Arles

Les travailleurs exposés à l’amiante priés de revenir en ...2014

Brève
08/10/2013

Si pour un des militants de l'association des victimes de l'amiante du pays d'Arles "Pour nous le temps presse..." , il n'en est pas de même pour les patrons auxquels ces travailleurs demandent réparation.

Lundi 7 octobre c'étaient les demandes de 95 salariés des CMP d'Arles qui ont côtoyé l'amiante tous les jours qui ont été reportées. La cause invoquée par les avocats du patron : les échanges de pièces entre les avocats auraient été mal fait...

Intoxiqués par l'amiante, bien sûr que les travailleurs l'étaient, du soudeur à l'ingénieur en passant par les secrétaires. L'amiante était partout.

À l'atelier, chaque soudeur avait un petit oreiller rempli d'amiante qui lui permettait de s'appuyer sur une pièce métallique pour pouvoir atteindre ce qu'il devait souder.

Pour souder des pièces épaisses de 10cm chauffées à 200° les travailleurs s'installaient sur un matelas d'amiante.

C'était par tonnes que l'entreprise commandait l'amiante chaque année.

Quand aujourd'hui les patrons usent des armes qu'ils possèdent en jouant sur les finasseries juridiques c'est immonde, et cela d'autant plus que ceux qu'ils ont intoxiqués ne peuvent attendre indéfiniment.

Non aux classes surchargées...

Brève
07/10/2013

Jeudi 26 septembre, les enseignants du Lycée Saint-Charles de Marseille (1er arrondissement) ont cessé le travail à près de 90%. Ils protestent principalement contre les classes surchargées de 35 élèves.

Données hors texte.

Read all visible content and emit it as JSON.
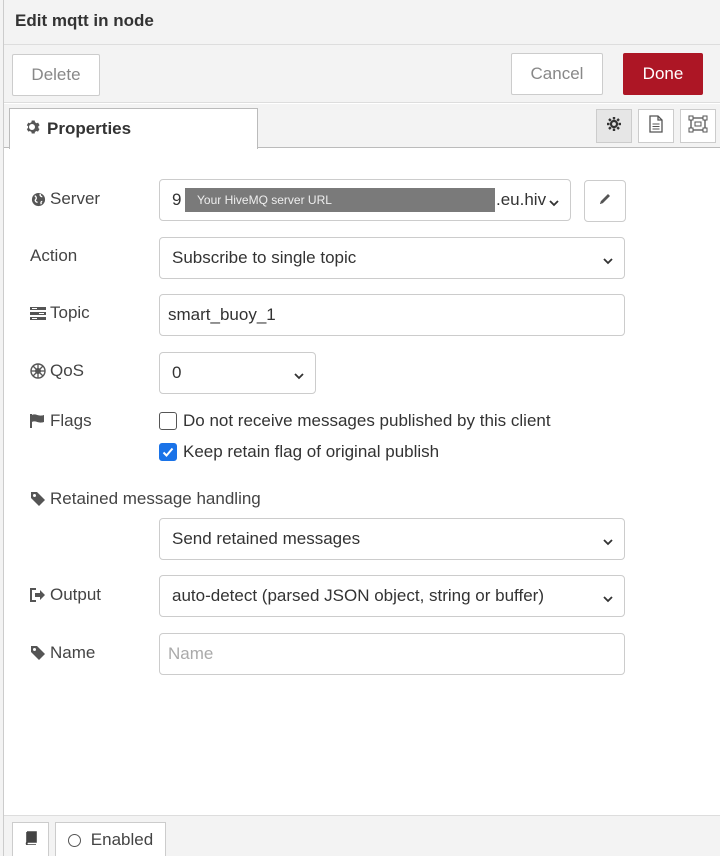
{
  "title": "Edit mqtt in node",
  "toolbar": {
    "delete_label": "Delete",
    "cancel_label": "Cancel",
    "done_label": "Done",
    "done_color": "#ad1625"
  },
  "tabs": {
    "properties_label": "Properties",
    "icons": [
      "gear-icon",
      "description-icon",
      "appearance-icon"
    ]
  },
  "form": {
    "server": {
      "label": "Server",
      "value_prefix": "9",
      "value_suffix": ".eu.hiv",
      "mask_text": "Your HiveMQ server URL"
    },
    "action": {
      "label": "Action",
      "value": "Subscribe to single topic"
    },
    "topic": {
      "label": "Topic",
      "value": "smart_buoy_1"
    },
    "qos": {
      "label": "QoS",
      "value": "0"
    },
    "flags": {
      "label": "Flags",
      "no_local": {
        "label": "Do not receive messages published by this client",
        "checked": false
      },
      "retain_as_published": {
        "label": "Keep retain flag of original publish",
        "checked": true
      }
    },
    "retain_handling": {
      "label": "Retained message handling",
      "value": "Send retained messages"
    },
    "output": {
      "label": "Output",
      "value": "auto-detect (parsed JSON object, string or buffer)"
    },
    "name": {
      "label": "Name",
      "placeholder": "Name"
    }
  },
  "footer": {
    "enabled_label": "Enabled"
  }
}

C'est la limite déjà trop élevée que le rectorat a commencé à dépasser cette année.

Les effectifs dans les groupes de travaux pratiques en sciences dépassent régulièrement les normes légales de sécurité, qui sont fixées à 24 élèves. Tout cela crée, pour les élèves comme pour les enseignants, des conditions de travail et d'étude de plus en plus difficiles.

Alors les enseignants ont raison de dire STOP.

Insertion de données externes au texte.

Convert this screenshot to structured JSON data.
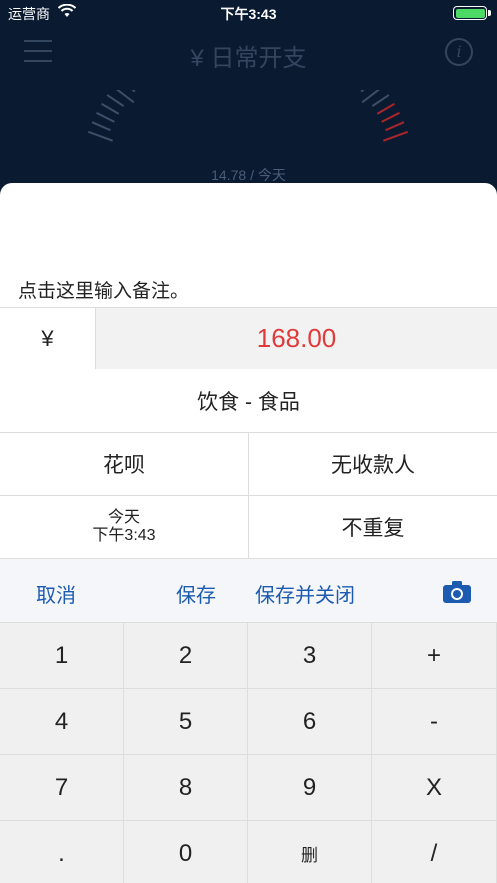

Lycée Saint-Charles Marseille 1°

... et aux élèves sans classes

Brève
07/10/2013

Dans le même secteur du centre ville plusieurs élèves de classe de terminale restent sans lycée d'affectation depuis la rentrée, ce qui pousse le rectorat à augmenter encore le nombre d'élèves par classes.

Plutôt que de surcharger l'existant, les grévistes réclament la création d'une classe supplémentaire pour le centre-ville, ce qui permettrait d'alléger toutes les classes.

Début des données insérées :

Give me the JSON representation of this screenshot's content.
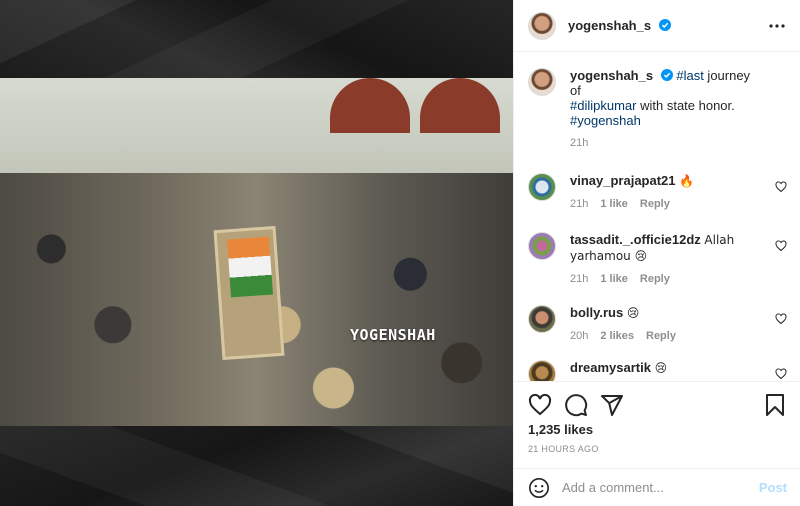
{
  "post": {
    "username": "yogenshah_s",
    "verified": true,
    "watermark": "YOGENSHAH",
    "caption": {
      "username": "yogenshah_s",
      "tag_last": "#last",
      "text_1": " journey of ",
      "tag_dilip": "#dilipkumar",
      "text_2": " with state honor. ",
      "tag_yogen": "#yogenshah",
      "time": "21h"
    },
    "comments": [
      {
        "username": "vinay_prajapat21",
        "text": "🔥",
        "time": "21h",
        "likes": "1 like",
        "reply": "Reply"
      },
      {
        "username": "tassadit._.officie12dz",
        "text": "Allah yarhamou 😢",
        "time": "21h",
        "likes": "1 like",
        "reply": "Reply"
      },
      {
        "username": "bolly.rus",
        "text": "😢",
        "time": "20h",
        "likes": "2 likes",
        "reply": "Reply"
      },
      {
        "username": "dreamysartik",
        "text": "😢",
        "time": "",
        "likes": "",
        "reply": ""
      }
    ],
    "likes_count": "1,235 likes",
    "time_ago": "21 HOURS AGO",
    "add_comment_placeholder": "Add a comment...",
    "post_label": "Post"
  },
  "colors": {
    "verified_blue": "#0095f6",
    "tag_blue": "#00376b",
    "post_disabled": "#b2dffc"
  },
  "icons": [
    "more-icon",
    "verified-icon",
    "heart-icon",
    "comment-icon",
    "share-icon",
    "bookmark-icon",
    "emoji-icon"
  ]
}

Il faut mettre fin à cette gestion de pénurie et d'austérité.

CCP Marseille

À retenir.

Brève
02/10/2013

Au fur et à mesure de leur arrivée les employés du CPE (Compte professionnel Entreprise) aux Chèques Postaux de Marseille ont vu avec stupéfaction l'état de leur nouvelle salle de travail.

Le sol, à cause de l'arrachement de la moquette était constellé de colle. Les armoires et les bureaux étaient couverts de la poussière des travaux. Des marques de gros souliers émaillaient le dallage.

Et c'est dans la cour, confortablement installées sur les tables de pic-nic que les employées ont passé le reste de la matinée, expliquant à tous ceux qui passaient les raisons de leur présence dehors.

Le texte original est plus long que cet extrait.